Provide employees the materials, equipment, and authority to do their work (and meet expectations). This starts with a conversation to understand what your employees need. Without the necessary authority, tools and equipment, employees will easily become more stressed and less productive. You must have ongoing conversations about what is necessary for them to work effectively and give context as to why you are providing or not providing certain resources (that is, say yes if you can, but say no if you can’t). In our department, we have a number of people responsible for programs and projects that range from firehouse budgets, personal protective equipment purchase and maintenance, EMS, training, cancer prevention, hazmat, or the small engine program. Historically, none of these programs had a transparent annual budget and purchases had to be made through a paper form submission that worked its way through the chain of command TO THE FIRE CHIEF! Talk about a frustrating and inefficient process that burned people out. All to make predictable purchases that were required to meet the expectations of managing a program successfully.

If this sounds familiar to you, this is low-hanging fruit. We’ve provided program managers budgets and the authority to make purchases within that budget that do not require approval of anyone else. We’ve streamlined and digitized a purchase approval process when costs exceed allocated budgets or when there is no budget established.

Provide praise/recognition, in the way your subordinates want, when they demonstrate alignment with your expectations. Giving employees’ frequent (every seven days), sincere recognition in a manner they prefer is an important part creating engaged, productive, and happy employees. Praise acts as a reinforcement for quality work, physiologically by stimulating a dopamine hit in the brain. Understanding how to deliver praise starts with having a conversation with employees about how they like to receive recognition so you can customize your approach to each person. Some like it one on one, many like it publicly—you just need to know. Find out by asking simple questions like “How do you like to be recognized?” or “What is the best way you’ve been recognized by a leader in the past?”.

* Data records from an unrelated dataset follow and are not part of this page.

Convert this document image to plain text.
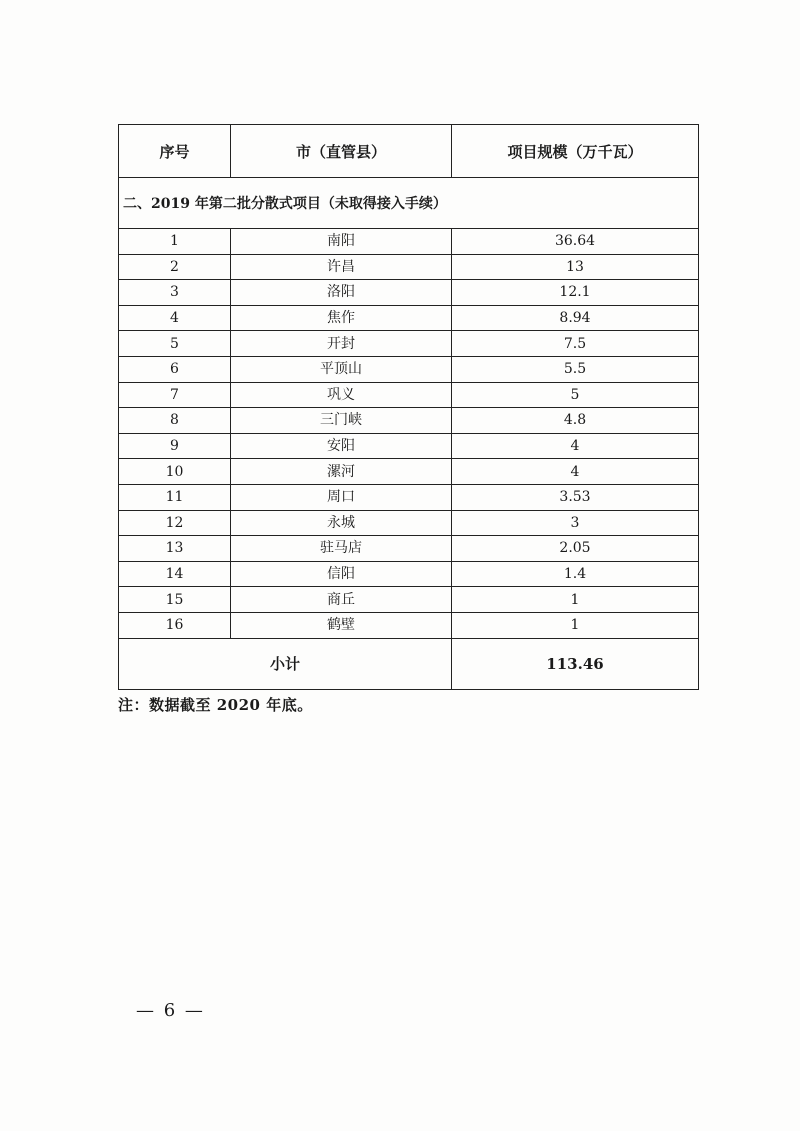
序号	市（直管县）	项目规模（万千瓦）
二、2019 年第二批分散式项目（未取得接入手续）		
1	南阳	36.64
2	许昌	13
3	洛阳	12.1
4	焦作	8.94
5	开封	7.5
6	平顶山	5.5
7	巩义	5
8	三门峡	4.8
9	安阳	4
10	漯河	4
11	周口	3.53
12	永城	3
13	驻马店	2.05
14	信阳	1.4
15	商丘	1
16	鹤壁	1
小计		113.46
注：数据截至 2020 年底。
— 6 —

I mentioned in the introduction that I prefer to be in the background and if I am given praise, I prefer it 1:1. I can recall very specific situations at work when leaders publicly recognized my good work. While their intent was good, the impact it had on me was the opposite. I remember those experiences as negative instead of positive.

Hold your subordinates accountable when they drift out of alignment with expectations. If you want a culture where the highest percentage of people on the team are committed to performing quality work, the only way to get there is to set expectations, train employees to meet expectations, praise them when they do, and hold them accountable when they fall short, especially if its habitual. This doesn’t mean that you start slinging formal discipline left and right. In fact, accountability is often most effective in the form of coaching and counseling when misalignment begins to occur. Begin from a perspective of wanting to improve performance and make your employees successful. Let the employee demonstrate they are not capable, or willing, to do the required work to be successful.

In those less-frequent situations where you encounter employees who are self-selecting themselves out of your organization, make sure all your work is objectively documented and do not hesitate to help them to the door. You are saving your organization from all the things that disengaged employees bring to an organization: stress, unhappiness, low morale, internal/external complaints, lawsuits, and performance that impacts people’s lives, property, and the environment.